Mencari Cara agar Karang Pesisir Bisa Bertahan dari Perubahan Iklim

By Utomo Priyambodo, Senin, 18 September 2023 | 16:00 WIB
Terumbu karang di Samudra Pasifik. Para peneliti mencari cara agar terumbu karang di lautan dan pesisir bisa bertahan dari perubahan iklim. (Anna Roik/University of Konstanz)

Nationalgeographic.co.id—Sebuah ekspedisi menelusuri laut dan pesisir di Samudra Pasifik telah rampung dijalankan. Hasilnya mulai dipublikasikan satu per satu.

Ekspedisi itu bertajuk Tara Pacific. Mirip dengan ekspedisi seratus atau dua ratus tahun lalu, ekspedisi Tara Pacific berlangsung selama dua tahun. Tujuannya adalah untuk meneliti kondisi kehidupan dan kelangsungan hidup karang.

Kapal ekspedisi tersebut melintasi seluruh Samudra Pasifik, mengumpulkan inventaris genetik terbesar yang dilakukan dalam sistem kelautan mana pun hingga saat ini. Tim yang terdiri dari 70 ilmuwan dari delapan negara mengambil sekitar 58.000 sampel dari seratus terumbu karang yang diteliti.

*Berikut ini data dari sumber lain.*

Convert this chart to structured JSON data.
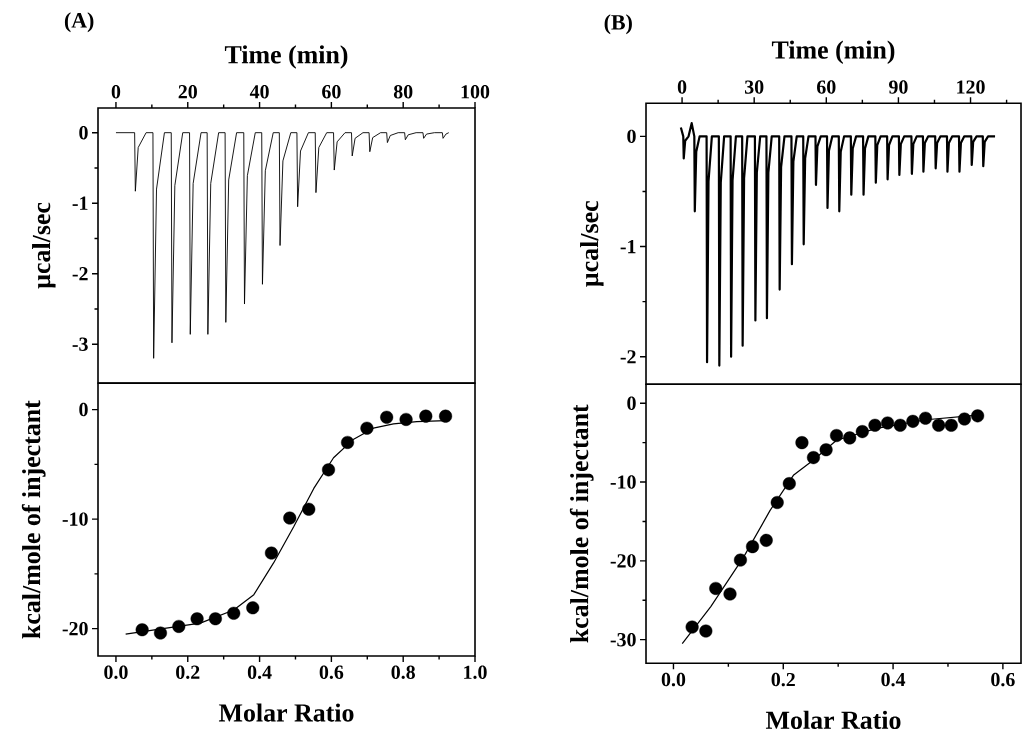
{
  "chart_data": [
    {
      "type": "line",
      "title": "(A)",
      "xlabel": "Time (min)",
      "ylabel": "µcal/sec",
      "color": "#000000",
      "x": [
        0,
        5.2,
        5.4,
        6.2,
        8.4,
        10.3,
        10.5,
        11.3,
        13.5,
        15.4,
        15.6,
        16.4,
        18.6,
        20.5,
        20.7,
        21.5,
        23.7,
        25.4,
        25.6,
        26.4,
        28.6,
        30.4,
        30.6,
        31.4,
        33.6,
        35.6,
        35.8,
        36.6,
        38.8,
        40.6,
        40.8,
        41.6,
        43.8,
        45.5,
        45.7,
        46.5,
        48.7,
        50.4,
        50.6,
        51.4,
        53.6,
        55.5,
        55.7,
        56.5,
        58.7,
        60.6,
        60.8,
        61.6,
        63.8,
        65.6,
        65.8,
        66.6,
        68.8,
        70.5,
        70.7,
        71.5,
        73.7,
        75.4,
        75.6,
        76.4,
        78.6,
        80.4,
        80.6,
        81.4,
        83.6,
        85.5,
        85.7,
        86.5,
        88.7,
        90.9,
        91.1,
        91.9,
        92.7
      ],
      "values": [
        0,
        0,
        -0.83,
        -0.21,
        0,
        0,
        -3.2,
        -0.8,
        0,
        0,
        -2.98,
        -0.75,
        0,
        0,
        -2.86,
        -0.72,
        0,
        0,
        -2.86,
        -0.72,
        0,
        0,
        -2.69,
        -0.67,
        0,
        0,
        -2.43,
        -0.61,
        0,
        0,
        -2.15,
        -0.54,
        0,
        0,
        -1.6,
        -0.4,
        0,
        0,
        -1.05,
        -0.26,
        0,
        0,
        -0.85,
        -0.21,
        0,
        0,
        -0.53,
        -0.13,
        0,
        0,
        -0.33,
        -0.08,
        0,
        0,
        -0.27,
        -0.07,
        0,
        0,
        -0.14,
        -0.04,
        0,
        0,
        -0.1,
        -0.03,
        0,
        0,
        -0.08,
        -0.02,
        0,
        0,
        -0.08,
        -0.02,
        0
      ],
      "xlim": [
        -5,
        100
      ],
      "ylim": [
        -3.55,
        0.35
      ],
      "xticks": [
        0,
        {
          "value": 10,
          "label": null
        },
        20,
        {
          "value": 30,
          "label": null
        },
        40,
        {
          "value": 50,
          "label": null
        },
        60,
        {
          "value": 70,
          "label": null
        },
        80,
        {
          "value": 90,
          "label": null
        },
        100
      ],
      "yticks": [
        -3,
        {
          "value": -2.5,
          "label": null
        },
        -2,
        {
          "value": -1.5,
          "label": null
        },
        -1,
        {
          "value": -0.5,
          "label": null
        },
        0
      ]
    },
    {
      "type": "scatter",
      "xlabel": "Molar Ratio",
      "ylabel": "kcal/mole of injectant",
      "series": [
        {
          "type": "scatter",
          "marker": "circle",
          "color": "#000000",
          "x": [
            0.073,
            0.124,
            0.175,
            0.226,
            0.277,
            0.328,
            0.381,
            0.433,
            0.484,
            0.537,
            0.592,
            0.645,
            0.699,
            0.754,
            0.808,
            0.863,
            0.918
          ],
          "values": [
            -20.1,
            -20.4,
            -19.8,
            -19.1,
            -19.1,
            -18.6,
            -18.1,
            -13.1,
            -9.9,
            -9.1,
            -5.5,
            -3.0,
            -1.7,
            -0.7,
            -0.9,
            -0.6,
            -0.6
          ]
        },
        {
          "type": "line",
          "color": "#000000",
          "x": [
            0.027,
            0.235,
            0.328,
            0.384,
            0.439,
            0.495,
            0.551,
            0.606,
            0.662,
            0.717,
            0.773,
            0.838,
            0.918
          ],
          "values": [
            -20.5,
            -19.5,
            -18.3,
            -16.9,
            -14.0,
            -10.7,
            -7.2,
            -4.4,
            -2.7,
            -1.7,
            -1.3,
            -1.1,
            -1.0
          ]
        }
      ],
      "xlim": [
        -0.05,
        1.0
      ],
      "ylim": [
        -22.5,
        2.4
      ],
      "xticks": [
        {
          "value": 0,
          "label": "0.0"
        },
        {
          "value": 0.1,
          "label": null
        },
        {
          "value": 0.2,
          "label": "0.2"
        },
        {
          "value": 0.3,
          "label": null
        },
        {
          "value": 0.4,
          "label": "0.4"
        },
        {
          "value": 0.5,
          "label": null
        },
        {
          "value": 0.6,
          "label": "0.6"
        },
        {
          "value": 0.7,
          "label": null
        },
        {
          "value": 0.8,
          "label": "0.8"
        },
        {
          "value": 0.9,
          "label": null
        },
        {
          "value": 1.0,
          "label": "1.0"
        }
      ],
      "yticks": [
        -20,
        {
          "value": -15,
          "label": null
        },
        -10,
        {
          "value": -5,
          "label": null
        },
        0
      ]
    },
    {
      "type": "line",
      "title": "(B)",
      "xlabel": "Time (min)",
      "ylabel": "µcal/sec",
      "color": "#000000",
      "x": [
        -0.5,
        0.5,
        0.7,
        1.3,
        2.7,
        4,
        5.1,
        5.3,
        5.9,
        7.3,
        10.2,
        10.4,
        11,
        12.4,
        15.3,
        15.5,
        16.1,
        17.5,
        20.2,
        20.4,
        21,
        22.4,
        25,
        25.2,
        25.8,
        27.2,
        30.3,
        30.5,
        31.1,
        32.5,
        35.1,
        35.3,
        35.9,
        37.3,
        40.4,
        40.6,
        41.2,
        42.6,
        45.5,
        45.7,
        46.3,
        47.7,
        50.4,
        50.6,
        51.2,
        52.6,
        55.5,
        55.7,
        56.3,
        57.7,
        60.3,
        60.5,
        61.1,
        62.5,
        65.2,
        65.4,
        66,
        67.4,
        70.2,
        70.4,
        71,
        72.4,
        75.3,
        75.5,
        76.1,
        77.5,
        80.4,
        80.6,
        81.2,
        82.6,
        85.3,
        85.5,
        86.1,
        87.5,
        90.2,
        90.4,
        91,
        92.4,
        95.4,
        95.6,
        96.2,
        97.6,
        100.2,
        100.4,
        101,
        102.4,
        105.3,
        105.5,
        106.1,
        107.5,
        110.2,
        110.4,
        111,
        112.4,
        115.2,
        115.4,
        116,
        117.4,
        120.3,
        120.5,
        121.1,
        122.5,
        125.1,
        125.3,
        125.9,
        127.3,
        130.2
      ],
      "values": [
        0.08,
        0,
        -0.2,
        -0.04,
        0,
        0.12,
        0,
        -0.68,
        -0.14,
        0,
        0,
        -2.05,
        -0.41,
        0,
        0,
        -2.08,
        -0.42,
        0,
        0,
        -2.0,
        -0.4,
        0,
        0,
        -1.9,
        -0.38,
        0,
        0,
        -1.67,
        -0.33,
        0,
        0,
        -1.65,
        -0.33,
        0,
        0,
        -1.39,
        -0.28,
        0,
        0,
        -1.16,
        -0.23,
        0,
        0,
        -0.98,
        -0.2,
        0,
        0,
        -0.44,
        -0.09,
        0,
        0,
        -0.65,
        -0.13,
        0,
        0,
        -0.68,
        -0.14,
        0,
        0,
        -0.53,
        -0.11,
        0,
        0,
        -0.53,
        -0.11,
        0,
        0,
        -0.42,
        -0.08,
        0,
        0,
        -0.39,
        -0.08,
        0,
        0,
        -0.35,
        -0.07,
        0,
        0,
        -0.34,
        -0.07,
        0,
        0,
        -0.32,
        -0.06,
        0,
        0,
        -0.29,
        -0.06,
        0,
        0,
        -0.32,
        -0.06,
        0,
        0,
        -0.32,
        -0.06,
        0,
        0,
        -0.26,
        -0.05,
        0,
        0,
        -0.27,
        -0.05,
        0,
        0
      ],
      "xlim": [
        -15,
        141
      ],
      "ylim": [
        -2.25,
        0.3
      ],
      "xticks": [
        0,
        {
          "value": 15,
          "label": null
        },
        30,
        {
          "value": 45,
          "label": null
        },
        60,
        {
          "value": 75,
          "label": null
        },
        90,
        {
          "value": 105,
          "label": null
        },
        120,
        {
          "value": 135,
          "label": null
        }
      ],
      "yticks": [
        -2,
        {
          "value": -1.5,
          "label": null
        },
        -1,
        {
          "value": -0.5,
          "label": null
        },
        0
      ]
    },
    {
      "type": "scatter",
      "xlabel": "Molar Ratio",
      "ylabel": "kcal/mole of injectant",
      "series": [
        {
          "type": "scatter",
          "marker": "circle",
          "color": "#000000",
          "x": [
            0.034,
            0.059,
            0.077,
            0.103,
            0.122,
            0.144,
            0.169,
            0.189,
            0.211,
            0.234,
            0.255,
            0.278,
            0.297,
            0.321,
            0.344,
            0.367,
            0.39,
            0.413,
            0.436,
            0.459,
            0.483,
            0.506,
            0.53,
            0.554
          ],
          "values": [
            -28.4,
            -28.9,
            -23.5,
            -24.2,
            -19.9,
            -18.2,
            -17.4,
            -12.6,
            -10.2,
            -5.0,
            -6.9,
            -5.9,
            -4.1,
            -4.4,
            -3.6,
            -2.8,
            -2.5,
            -2.8,
            -2.3,
            -1.9,
            -2.8,
            -2.8,
            -2.0,
            -1.6
          ]
        },
        {
          "type": "line",
          "color": "#000000",
          "x": [
            0.016,
            0.068,
            0.128,
            0.176,
            0.219,
            0.255,
            0.297,
            0.37,
            0.46,
            0.554
          ],
          "values": [
            -30.5,
            -25.8,
            -19.5,
            -13.6,
            -9.1,
            -7.2,
            -4.7,
            -3.2,
            -2.1,
            -1.5
          ]
        }
      ],
      "xlim": [
        -0.05,
        0.633
      ],
      "ylim": [
        -33,
        2.4
      ],
      "xticks": [
        {
          "value": 0,
          "label": "0.0"
        },
        {
          "value": 0.1,
          "label": null
        },
        {
          "value": 0.2,
          "label": "0.2"
        },
        {
          "value": 0.3,
          "label": null
        },
        {
          "value": 0.4,
          "label": "0.4"
        },
        {
          "value": 0.5,
          "label": null
        },
        {
          "value": 0.6,
          "label": "0.6"
        }
      ],
      "yticks": [
        -30,
        {
          "value": -25,
          "label": null
        },
        -20,
        {
          "value": -15,
          "label": null
        },
        -10,
        {
          "value": -5,
          "label": null
        },
        0
      ]
    }
  ]
}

Hasil pertama analisis tersebut kini telah dipublikasikan di jurnal Nature Communications. Kumpulan data ekosistem terumbu karang terbesar yang pernah ada ini tersedia secara gratis dan, di tahun-tahun mendatang, akan menjadi dasar untuk menjelaskan kondisi kehidupan karang dan menemukan cara agar karang bisa bertahan dari perubahan iklim.

Hasil penting pertama dari ekspedisi ini adalah pengetahuan bahwa keanekaragaman hayati mikroba global ternyata jauh lebih tinggi dari perkiraan sebelumnya. Dampak lingkungan terhadap adaptasi evolusi bersifat spesifik pada spesies. Dan, gen-gen penting pada karang terduplikasi.

Keanekaragaman hayati global sepuluh kali lebih tinggi dari perkiraan

Terumbu karang adalah ekosistem laut yang paling beragam secara biologis di Bumi. Meskipun wilayah ini hanya mencakup 0,16 persen lautan di dunia, wilayah ini merupakan rumah bagi sekitar 35 persen spesies laut yang diketahui.

Dengan menggunakan kumpulan data berbasis penanda genetik, para peneliti menemukan bahwa seluruh perkiraan keanekaragaman hayati bakteri secara global sudah terkandung dalam mikroorganisme terumbu karang.

“Kami selama ini meremehkan keanekaragaman hayati mikroba global,” kata Christian Voolstra, profesor genetika adaptasi sistem perairan di University of Konstanz dan koordinator ilmiah ekspedisi Tara Pacific, seperti dikutip dari keterangan tertulis University of Konstanz.

Voolstra mengatakan perkiraan keanekaragaman hayati saat ini, sekitar lima juta bakteri, diremehkan (underestimated) sekitar 10 kali lipat.

Dampak lingkungan terhadap adaptasi evolusi bersifat spesifik pada spesies

Ke-32 kepulauan yang diteliti dalam ekspedisi ini berfungsi sebagai laboratorium alam dan menyediakan berbagai macam kondisi lingkungan. Hal ini memungkinkan untuk menguraikan hubungan antara parameter lingkungan dan genetik dalam skala spasial yang besar.